Ramsey Russell: I hope he tipped good.

Harrison Banks: Man, I must have missed it. Maybe it’s on the card.

Ramsey Russell: What’s the worst shot you ever seen? Talk about like these guys come in, they don’t see ducks like this ever. As somebody myself that gets to hunt with a lot of folks, I would really say and this is the guy’s honest truth, I hunt with, let’s say, 1000 people a year. I’d say most of them are way above average. I’d say they’re above average guys just by merit factor, spending money going on these trips and they’re so passionate to go travel around and do this stuff. I’d say they’re above average. But you can take the best shot in the world, myself included. And ducks do things to you that just make you rattle. What are some of the funniest things you’ve ever seen in a duck blind?
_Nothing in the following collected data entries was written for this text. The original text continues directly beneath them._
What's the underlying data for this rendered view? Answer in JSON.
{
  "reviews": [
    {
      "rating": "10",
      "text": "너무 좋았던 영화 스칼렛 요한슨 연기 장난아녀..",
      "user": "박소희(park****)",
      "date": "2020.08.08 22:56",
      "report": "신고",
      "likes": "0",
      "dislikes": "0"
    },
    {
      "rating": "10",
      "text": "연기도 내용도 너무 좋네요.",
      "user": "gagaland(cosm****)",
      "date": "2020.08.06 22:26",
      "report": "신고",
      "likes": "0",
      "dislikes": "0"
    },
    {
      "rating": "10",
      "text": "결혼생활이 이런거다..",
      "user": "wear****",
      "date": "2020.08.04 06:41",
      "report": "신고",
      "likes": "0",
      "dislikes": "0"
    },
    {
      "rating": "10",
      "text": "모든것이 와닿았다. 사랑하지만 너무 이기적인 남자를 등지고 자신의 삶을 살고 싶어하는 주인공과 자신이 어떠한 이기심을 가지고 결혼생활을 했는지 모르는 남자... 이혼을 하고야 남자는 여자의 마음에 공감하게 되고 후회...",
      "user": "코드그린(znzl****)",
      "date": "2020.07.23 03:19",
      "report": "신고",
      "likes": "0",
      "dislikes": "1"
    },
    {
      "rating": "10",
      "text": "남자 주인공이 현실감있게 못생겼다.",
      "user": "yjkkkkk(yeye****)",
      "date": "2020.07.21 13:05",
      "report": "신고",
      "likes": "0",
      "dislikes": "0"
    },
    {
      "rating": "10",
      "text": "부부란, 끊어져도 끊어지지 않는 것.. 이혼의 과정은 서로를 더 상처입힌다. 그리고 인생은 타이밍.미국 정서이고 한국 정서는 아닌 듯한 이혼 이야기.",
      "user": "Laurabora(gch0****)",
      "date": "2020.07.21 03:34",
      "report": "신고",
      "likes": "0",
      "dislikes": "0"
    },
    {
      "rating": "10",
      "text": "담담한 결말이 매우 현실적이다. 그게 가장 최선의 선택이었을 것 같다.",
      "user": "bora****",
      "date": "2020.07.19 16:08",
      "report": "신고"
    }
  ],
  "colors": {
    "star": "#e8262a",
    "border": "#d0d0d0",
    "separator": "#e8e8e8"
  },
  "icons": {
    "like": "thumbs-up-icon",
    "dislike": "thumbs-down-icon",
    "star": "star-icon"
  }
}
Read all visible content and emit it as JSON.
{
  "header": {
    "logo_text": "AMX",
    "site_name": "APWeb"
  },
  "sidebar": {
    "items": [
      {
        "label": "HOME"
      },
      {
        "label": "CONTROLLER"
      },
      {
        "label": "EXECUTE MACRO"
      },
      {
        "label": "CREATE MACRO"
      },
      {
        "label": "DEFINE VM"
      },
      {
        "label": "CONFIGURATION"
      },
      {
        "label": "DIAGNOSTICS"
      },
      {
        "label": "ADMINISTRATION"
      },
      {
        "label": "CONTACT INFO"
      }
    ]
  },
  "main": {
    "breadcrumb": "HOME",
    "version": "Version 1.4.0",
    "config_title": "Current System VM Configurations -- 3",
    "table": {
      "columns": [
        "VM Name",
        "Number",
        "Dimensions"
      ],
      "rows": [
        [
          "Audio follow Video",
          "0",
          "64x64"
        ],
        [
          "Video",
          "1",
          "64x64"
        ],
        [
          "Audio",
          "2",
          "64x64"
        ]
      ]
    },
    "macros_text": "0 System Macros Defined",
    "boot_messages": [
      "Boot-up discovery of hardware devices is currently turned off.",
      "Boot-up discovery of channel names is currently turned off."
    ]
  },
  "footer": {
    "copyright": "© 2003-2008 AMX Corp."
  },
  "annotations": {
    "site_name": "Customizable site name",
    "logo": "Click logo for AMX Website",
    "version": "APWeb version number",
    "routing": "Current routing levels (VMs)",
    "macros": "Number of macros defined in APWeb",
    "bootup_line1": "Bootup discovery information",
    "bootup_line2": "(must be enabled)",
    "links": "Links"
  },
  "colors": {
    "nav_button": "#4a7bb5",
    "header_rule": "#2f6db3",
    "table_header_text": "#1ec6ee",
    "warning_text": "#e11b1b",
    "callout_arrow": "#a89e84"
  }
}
I just heard you guys talking about it over dinner tonight. I mean, this young man right here, talking about 50 green wings coming in. Everybody shells out and the ducks not a teal falls.

Harrison Banks: Yeah, well

Ramsey Russell: That happens. But what’s some of the craziest stuff you ever seen? The worst stuff you ever seen? Have you ever have anybody just cannot kill a duck, no matter what?

Harrison Banks: Oh, yeah. I mean, we’ve had to absolutely call the hunt because we cannot do this all day.

Ramsey Russell: They’re out of bullets.

Harrison Banks: Out of bullets are just. Guys, I cannot subject my property to this. You all are just scaring the entire flight.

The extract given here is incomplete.